Barplots grouped by feature, how does the math work?


I need some help to understand my barplot :slight_smile:
I have 2 groups, treatment (n=10) and control (n=10), individual barplots looks good.
When I group my subjects by feature (i.e. intervention) and then plot the results as bar,
then I see quite a different view.
It took me some time to realize that samples with 0 reads are not included in the averaging and thus the representation of taxa abundance in the group is shifted.
What Im used to is that one sums up and divides by the n in the group: should be 10 in my case, but it is 7, as 3 out 10 does not have that particular taxa.
Is that correct? Was it always like that, but I’ve never realized.

Thank you very much for the response!

1 Like

Welcome to the forum @Kotryna!

I don’t think that’s the case — this may be more of an issue with the grouping mode that you are using.

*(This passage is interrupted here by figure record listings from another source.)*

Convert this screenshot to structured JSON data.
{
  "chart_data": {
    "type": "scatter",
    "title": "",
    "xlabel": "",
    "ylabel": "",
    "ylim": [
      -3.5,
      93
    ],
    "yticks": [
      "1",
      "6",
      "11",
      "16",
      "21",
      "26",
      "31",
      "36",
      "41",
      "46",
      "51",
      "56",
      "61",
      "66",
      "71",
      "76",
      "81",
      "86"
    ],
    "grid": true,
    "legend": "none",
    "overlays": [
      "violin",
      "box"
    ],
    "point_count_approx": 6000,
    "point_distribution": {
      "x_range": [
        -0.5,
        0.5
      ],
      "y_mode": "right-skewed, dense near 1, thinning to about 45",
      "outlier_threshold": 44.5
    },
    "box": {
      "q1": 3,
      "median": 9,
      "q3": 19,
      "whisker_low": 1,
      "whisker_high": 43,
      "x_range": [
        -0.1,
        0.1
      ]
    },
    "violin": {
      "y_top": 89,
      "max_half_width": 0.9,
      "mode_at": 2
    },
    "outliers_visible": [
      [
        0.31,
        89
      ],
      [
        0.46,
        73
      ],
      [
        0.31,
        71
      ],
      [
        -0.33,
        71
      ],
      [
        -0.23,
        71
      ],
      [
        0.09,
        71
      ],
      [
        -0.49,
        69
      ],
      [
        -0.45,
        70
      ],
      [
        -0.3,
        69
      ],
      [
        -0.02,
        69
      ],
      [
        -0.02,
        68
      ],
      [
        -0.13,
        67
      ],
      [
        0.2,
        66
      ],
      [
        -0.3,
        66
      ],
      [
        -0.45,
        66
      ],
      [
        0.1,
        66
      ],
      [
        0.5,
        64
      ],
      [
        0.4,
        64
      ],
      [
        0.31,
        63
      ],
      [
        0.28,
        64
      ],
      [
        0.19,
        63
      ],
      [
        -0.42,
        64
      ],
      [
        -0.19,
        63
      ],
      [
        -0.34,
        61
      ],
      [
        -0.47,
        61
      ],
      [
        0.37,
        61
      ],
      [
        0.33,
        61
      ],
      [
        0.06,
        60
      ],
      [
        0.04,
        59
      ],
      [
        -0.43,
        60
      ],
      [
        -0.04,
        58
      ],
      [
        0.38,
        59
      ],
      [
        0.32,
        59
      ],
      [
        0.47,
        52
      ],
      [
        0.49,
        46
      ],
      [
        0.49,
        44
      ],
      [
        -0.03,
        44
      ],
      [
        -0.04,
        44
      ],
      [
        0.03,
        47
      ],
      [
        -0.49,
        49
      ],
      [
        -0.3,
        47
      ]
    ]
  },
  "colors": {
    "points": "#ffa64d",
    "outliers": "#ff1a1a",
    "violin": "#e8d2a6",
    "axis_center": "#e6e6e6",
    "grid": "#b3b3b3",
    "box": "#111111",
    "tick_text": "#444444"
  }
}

Instead of using the mean or median, maybe sum your counts?

But maybe I misunderstand — would you mind posting the commands that you are using and maybe also the QZVs before/after grouping? Thanks!

1 Like

Thanks! I’ve ment to join directly after the workshop in Copenhagen, but you know… :slight_smile:

Anyhow, here are the commands Im using:
qiime feature-table group
–i-table skin_biopsy.qza
–p-axis sample --m-metadata-file metadata.tsv
–m-metadata-column ‘Group_ID’
–p-mode ‘sum’ (I’ve actually used all possible modes and got the same output visually)
–o-grouped-table skin_biopsy_grouped.qza

qiime taxa barplot
–i-table skin_biopsy_grouped.qza
–i-taxonomy skin-taxonomy.qza
–m-metadata-file metadata.tsv
–o-visualization skin_biopsy_grouped.qzv


I’d be really happy if you can help me with that. Have no idea what Im doing wrong.

Thank you!

Hi again!

I do understand that you guys are very busy, but Im really stuck...
Here are the visualization before and after grouping, I've chosen some extremes to make it more clear

What Im most concern is the last 10 samples that have a 'purple' taxa, quite abundant in 7 of 10 samples with average about 25% After grouping it gives 4%!
What do I do wrong?

Looking forward for the answer, ideas and tip!

Hi @Kotryna,
Sorry, back from a holiday weekend.

Are you using sum mode or median or mean mode? Summing could yield the result you describe if the other 3/10 samples have more sequences than the others.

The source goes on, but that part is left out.